Reproductive rights [JURIST backgrounder] continue to be a hot-button legal issue throughout the US, with a number of states proposing laws to limit abortions. In December a federal judge temporarily struck down [JURIST report] the same Indiana law that altered the requirements for abortion clinics who only perform drug-induced abortions. In October the North Dakota Supreme Court affirmed [JURIST report] an existing state law limiting the use of drugs in abortion procedures.
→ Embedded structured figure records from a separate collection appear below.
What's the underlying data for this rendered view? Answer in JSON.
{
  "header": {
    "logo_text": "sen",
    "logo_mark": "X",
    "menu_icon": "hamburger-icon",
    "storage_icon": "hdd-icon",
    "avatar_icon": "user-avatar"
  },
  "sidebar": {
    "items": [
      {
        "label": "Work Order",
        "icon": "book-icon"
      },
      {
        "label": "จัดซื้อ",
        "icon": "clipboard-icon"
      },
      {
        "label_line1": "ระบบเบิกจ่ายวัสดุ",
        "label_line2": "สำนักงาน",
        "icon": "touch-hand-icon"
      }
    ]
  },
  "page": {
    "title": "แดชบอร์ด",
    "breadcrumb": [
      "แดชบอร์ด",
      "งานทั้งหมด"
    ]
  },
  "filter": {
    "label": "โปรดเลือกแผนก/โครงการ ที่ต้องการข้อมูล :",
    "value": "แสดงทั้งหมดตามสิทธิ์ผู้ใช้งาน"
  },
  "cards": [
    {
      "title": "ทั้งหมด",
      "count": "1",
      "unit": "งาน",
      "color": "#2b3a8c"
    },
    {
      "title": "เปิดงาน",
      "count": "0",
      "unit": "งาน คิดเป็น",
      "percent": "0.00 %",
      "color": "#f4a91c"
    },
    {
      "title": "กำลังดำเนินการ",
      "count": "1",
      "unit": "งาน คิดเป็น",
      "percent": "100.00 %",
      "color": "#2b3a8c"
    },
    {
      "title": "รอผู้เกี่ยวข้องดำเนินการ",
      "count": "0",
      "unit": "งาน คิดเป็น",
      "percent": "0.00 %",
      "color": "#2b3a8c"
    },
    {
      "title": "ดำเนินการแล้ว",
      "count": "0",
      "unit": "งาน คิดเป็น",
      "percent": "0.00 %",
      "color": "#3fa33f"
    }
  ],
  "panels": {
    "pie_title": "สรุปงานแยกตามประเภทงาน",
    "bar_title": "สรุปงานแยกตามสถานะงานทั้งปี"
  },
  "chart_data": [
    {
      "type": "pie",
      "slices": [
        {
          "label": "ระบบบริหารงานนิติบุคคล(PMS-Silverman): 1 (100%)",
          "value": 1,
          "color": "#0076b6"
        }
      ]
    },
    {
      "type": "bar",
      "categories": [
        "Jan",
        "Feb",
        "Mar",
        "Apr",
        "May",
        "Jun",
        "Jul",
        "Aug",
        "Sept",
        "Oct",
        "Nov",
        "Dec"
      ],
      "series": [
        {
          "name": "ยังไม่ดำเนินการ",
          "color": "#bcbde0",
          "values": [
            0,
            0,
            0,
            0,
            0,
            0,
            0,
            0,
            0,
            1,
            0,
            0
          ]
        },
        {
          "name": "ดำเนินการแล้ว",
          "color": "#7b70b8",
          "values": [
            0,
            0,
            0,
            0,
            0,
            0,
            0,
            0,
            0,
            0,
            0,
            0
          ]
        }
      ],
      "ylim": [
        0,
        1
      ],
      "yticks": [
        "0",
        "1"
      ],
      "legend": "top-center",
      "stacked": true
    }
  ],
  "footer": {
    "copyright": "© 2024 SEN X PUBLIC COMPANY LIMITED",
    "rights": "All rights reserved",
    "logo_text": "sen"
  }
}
Also that month Mississippi Attorney General Jim Hood filed an appeal asking the US Court of Appeals for the Fifth Circuit to reverse a July 2014 ruling [JURIST report] that a 2012 state law requiring abortion clinic doctors to obtain hospital admitting privileges is unconstitutional. In August the US District Court for the Middle District of Alabama, Northern Division ruled [JURIST report] that Alabama’s recently enacted [JURIST op-ed] requirement [HB 57] that all doctors who provide abortions must have staff privileges to perform designated procedures at a local hospital is unconstitutional.